Security Best Practices

Implement these security measures to protect your webhook endpoints:
HTTP connections are unencrypted and vulnerable to man-in-the-middle attacks. HTTPS ensures data transmitted between Tonder and your endpoint remains secure and tamper-proof.
Configure authentication (BEARER, API_TOKEN, or BASIC_AUTH) when creating your webhook to prevent unauthorized requests from malicious actors attempting to trigger false events in your system.
Check that required fields are present and contain expected data types before processing webhook events to prevent errors from malformed or unexpected payloads.

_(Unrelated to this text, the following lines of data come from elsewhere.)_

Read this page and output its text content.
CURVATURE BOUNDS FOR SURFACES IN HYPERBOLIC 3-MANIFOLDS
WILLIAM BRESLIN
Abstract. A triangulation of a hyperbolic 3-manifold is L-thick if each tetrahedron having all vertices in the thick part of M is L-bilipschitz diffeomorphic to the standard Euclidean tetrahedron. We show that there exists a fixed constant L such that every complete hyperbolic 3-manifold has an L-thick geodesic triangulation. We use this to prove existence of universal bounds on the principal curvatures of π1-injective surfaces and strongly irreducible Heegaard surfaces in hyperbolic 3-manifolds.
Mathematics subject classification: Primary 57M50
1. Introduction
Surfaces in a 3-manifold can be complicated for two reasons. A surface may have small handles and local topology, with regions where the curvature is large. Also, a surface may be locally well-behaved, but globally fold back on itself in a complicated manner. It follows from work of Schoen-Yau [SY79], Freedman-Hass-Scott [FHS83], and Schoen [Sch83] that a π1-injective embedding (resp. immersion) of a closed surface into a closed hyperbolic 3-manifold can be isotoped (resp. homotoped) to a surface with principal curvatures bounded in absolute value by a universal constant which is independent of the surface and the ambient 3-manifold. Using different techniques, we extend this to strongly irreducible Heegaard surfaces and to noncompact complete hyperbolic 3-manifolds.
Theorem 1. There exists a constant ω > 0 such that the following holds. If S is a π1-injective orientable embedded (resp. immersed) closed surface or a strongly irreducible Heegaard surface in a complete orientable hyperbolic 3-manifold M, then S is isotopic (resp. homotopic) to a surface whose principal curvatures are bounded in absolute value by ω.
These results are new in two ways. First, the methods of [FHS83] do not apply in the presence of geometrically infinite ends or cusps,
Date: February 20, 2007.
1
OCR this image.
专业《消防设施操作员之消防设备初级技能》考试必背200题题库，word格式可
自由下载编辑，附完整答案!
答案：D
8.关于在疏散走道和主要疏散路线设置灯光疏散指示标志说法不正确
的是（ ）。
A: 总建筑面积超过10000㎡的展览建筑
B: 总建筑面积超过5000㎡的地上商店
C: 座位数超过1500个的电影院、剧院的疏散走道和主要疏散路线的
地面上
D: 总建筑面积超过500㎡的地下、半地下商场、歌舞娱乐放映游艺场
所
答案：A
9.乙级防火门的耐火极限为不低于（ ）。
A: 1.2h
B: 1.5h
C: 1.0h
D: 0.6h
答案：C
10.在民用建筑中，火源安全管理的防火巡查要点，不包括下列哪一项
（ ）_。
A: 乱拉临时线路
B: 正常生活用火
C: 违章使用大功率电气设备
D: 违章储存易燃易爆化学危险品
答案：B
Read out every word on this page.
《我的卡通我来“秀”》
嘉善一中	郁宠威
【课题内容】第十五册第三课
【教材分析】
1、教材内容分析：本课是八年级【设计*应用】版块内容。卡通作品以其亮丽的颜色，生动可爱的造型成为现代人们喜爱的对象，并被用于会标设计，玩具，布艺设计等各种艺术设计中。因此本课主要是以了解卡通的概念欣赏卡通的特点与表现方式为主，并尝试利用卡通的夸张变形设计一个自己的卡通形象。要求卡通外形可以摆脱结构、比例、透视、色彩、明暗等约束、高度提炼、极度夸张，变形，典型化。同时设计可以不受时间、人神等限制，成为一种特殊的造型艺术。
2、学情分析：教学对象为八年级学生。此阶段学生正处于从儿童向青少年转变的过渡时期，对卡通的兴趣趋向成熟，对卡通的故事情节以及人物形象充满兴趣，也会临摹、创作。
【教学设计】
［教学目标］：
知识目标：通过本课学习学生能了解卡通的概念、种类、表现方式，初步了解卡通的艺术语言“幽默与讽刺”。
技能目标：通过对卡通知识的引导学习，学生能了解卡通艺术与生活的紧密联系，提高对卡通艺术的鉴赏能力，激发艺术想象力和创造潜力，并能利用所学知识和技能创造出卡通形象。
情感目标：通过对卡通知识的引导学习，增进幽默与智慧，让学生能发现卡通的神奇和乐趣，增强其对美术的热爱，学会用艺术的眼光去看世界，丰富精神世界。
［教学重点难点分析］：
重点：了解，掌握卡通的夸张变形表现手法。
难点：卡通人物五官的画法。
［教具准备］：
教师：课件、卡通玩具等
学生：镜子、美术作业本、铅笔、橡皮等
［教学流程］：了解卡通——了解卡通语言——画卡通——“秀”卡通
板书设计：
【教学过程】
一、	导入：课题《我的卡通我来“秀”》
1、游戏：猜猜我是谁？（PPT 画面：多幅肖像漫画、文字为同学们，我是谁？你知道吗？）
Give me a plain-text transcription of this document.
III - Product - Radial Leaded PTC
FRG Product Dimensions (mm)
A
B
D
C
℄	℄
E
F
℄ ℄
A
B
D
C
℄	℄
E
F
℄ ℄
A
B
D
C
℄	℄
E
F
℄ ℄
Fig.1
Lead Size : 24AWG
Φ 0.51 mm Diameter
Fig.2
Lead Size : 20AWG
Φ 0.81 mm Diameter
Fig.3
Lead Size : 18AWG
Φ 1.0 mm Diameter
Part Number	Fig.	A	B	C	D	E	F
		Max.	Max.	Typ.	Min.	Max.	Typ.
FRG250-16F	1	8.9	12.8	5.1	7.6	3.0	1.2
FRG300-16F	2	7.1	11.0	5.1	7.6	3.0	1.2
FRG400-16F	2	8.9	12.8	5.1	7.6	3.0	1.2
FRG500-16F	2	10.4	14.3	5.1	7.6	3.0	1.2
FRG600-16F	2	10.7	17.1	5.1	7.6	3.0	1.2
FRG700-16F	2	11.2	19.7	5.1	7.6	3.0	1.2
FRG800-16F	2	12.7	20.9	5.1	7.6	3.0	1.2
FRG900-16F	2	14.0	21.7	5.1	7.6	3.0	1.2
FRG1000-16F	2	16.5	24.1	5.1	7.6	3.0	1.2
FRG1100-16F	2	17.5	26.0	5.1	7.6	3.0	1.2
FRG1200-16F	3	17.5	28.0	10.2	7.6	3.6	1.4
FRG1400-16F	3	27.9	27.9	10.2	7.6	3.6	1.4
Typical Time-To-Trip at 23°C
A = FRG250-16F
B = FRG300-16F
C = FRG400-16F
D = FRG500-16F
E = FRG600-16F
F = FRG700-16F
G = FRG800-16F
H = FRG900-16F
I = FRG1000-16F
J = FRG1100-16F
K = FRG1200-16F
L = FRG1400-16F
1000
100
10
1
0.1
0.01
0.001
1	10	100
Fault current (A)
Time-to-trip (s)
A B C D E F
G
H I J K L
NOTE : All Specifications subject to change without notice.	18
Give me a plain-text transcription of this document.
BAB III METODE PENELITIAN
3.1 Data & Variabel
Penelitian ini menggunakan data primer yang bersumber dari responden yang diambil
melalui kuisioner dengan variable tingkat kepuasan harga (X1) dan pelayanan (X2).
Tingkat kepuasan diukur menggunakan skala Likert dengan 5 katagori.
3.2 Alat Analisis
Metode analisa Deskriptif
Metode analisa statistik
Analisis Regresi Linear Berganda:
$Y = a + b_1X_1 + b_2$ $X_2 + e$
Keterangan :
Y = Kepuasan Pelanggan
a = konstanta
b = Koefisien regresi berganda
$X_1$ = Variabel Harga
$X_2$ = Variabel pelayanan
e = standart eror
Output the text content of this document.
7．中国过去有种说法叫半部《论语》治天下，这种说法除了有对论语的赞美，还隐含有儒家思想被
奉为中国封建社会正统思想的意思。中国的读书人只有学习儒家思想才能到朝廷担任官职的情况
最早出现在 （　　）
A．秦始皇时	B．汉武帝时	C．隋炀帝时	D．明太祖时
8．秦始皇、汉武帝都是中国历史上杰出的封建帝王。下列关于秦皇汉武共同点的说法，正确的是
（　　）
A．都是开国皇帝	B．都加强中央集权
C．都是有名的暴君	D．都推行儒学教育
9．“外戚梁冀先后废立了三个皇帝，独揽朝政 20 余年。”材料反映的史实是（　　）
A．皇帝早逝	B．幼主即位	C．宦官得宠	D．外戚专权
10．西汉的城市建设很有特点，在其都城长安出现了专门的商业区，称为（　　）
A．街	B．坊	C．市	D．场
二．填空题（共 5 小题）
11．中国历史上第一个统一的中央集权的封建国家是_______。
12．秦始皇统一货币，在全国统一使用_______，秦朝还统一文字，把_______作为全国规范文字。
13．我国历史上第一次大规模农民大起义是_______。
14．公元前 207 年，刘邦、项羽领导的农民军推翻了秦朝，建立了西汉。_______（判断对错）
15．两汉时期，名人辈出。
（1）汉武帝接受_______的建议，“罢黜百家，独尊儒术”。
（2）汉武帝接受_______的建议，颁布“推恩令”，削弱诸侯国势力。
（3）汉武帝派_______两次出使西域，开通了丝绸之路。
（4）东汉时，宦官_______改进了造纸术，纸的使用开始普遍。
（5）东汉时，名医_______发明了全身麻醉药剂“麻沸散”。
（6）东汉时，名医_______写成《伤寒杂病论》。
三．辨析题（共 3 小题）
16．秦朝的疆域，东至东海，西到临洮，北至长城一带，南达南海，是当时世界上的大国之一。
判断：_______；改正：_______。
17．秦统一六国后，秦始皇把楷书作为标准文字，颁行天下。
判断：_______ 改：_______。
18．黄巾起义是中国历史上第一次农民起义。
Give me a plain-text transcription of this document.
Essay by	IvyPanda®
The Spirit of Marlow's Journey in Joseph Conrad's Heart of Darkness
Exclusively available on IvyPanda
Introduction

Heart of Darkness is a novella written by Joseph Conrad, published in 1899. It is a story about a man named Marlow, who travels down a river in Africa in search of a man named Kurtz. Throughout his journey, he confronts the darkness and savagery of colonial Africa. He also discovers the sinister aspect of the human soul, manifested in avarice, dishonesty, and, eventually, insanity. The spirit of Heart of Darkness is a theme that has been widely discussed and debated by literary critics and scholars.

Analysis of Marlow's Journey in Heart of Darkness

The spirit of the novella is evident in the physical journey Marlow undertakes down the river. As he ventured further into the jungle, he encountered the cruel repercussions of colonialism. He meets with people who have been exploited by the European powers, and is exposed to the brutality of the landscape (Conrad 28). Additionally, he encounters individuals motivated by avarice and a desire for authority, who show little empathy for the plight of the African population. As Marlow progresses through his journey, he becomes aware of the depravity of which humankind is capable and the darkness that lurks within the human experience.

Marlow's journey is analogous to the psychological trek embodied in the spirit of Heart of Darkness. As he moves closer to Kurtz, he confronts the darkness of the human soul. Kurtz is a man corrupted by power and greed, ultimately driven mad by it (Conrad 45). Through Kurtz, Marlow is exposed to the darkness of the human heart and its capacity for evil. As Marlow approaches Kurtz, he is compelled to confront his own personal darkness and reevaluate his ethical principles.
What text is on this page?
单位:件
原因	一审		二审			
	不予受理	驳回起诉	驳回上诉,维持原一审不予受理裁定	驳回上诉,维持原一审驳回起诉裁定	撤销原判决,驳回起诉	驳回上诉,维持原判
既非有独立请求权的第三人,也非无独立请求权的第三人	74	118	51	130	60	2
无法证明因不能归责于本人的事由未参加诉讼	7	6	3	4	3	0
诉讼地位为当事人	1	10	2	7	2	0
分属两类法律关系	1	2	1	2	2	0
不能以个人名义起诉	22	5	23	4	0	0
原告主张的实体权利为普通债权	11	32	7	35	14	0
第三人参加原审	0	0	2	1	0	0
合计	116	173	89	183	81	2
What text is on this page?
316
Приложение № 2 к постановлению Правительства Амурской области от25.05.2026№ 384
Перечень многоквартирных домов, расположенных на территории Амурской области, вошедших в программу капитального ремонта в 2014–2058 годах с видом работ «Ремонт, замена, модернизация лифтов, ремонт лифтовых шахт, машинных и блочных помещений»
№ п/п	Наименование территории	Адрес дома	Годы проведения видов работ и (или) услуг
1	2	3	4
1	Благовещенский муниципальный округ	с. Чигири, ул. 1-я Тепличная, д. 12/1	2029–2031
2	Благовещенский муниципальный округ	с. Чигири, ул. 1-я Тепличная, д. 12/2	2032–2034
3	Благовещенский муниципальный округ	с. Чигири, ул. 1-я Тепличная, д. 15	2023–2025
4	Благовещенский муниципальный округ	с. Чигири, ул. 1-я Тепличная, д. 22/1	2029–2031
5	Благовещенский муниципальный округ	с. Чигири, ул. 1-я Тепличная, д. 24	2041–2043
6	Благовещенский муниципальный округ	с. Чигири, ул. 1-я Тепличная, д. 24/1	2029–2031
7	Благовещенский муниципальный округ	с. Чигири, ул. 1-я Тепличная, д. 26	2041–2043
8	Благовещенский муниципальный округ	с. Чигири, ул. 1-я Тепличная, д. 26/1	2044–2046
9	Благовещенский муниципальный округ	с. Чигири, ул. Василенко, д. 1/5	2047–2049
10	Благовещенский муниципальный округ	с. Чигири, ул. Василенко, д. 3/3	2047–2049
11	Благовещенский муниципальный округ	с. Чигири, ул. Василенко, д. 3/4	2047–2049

Implementation Best Practices

Follow these implementation guidelines for reliable webhook processing:
Tonder has a 30-second timeout for webhook responses. Return a success status immediately upon receiving the webhook, then process the actual business logic (like updating databases or sending emails) in the background to avoid timeouts.
Store processed event IDs temporarily (24-48 hours) and check against this list before processing new events. Tonder’s retry mechanism may send the same event multiple times if your endpoint is temporarily unavailable.
Log the full webhook payload, processing status, and any errors to help troubleshoot issues. Include timestamps and event IDs to correlate webhook events with your application’s business logic.
Wrap webhook processing in try-catch blocks and handle errors gracefully. A failed webhook should not bring down your entire application or prevent other webhooks from being processed.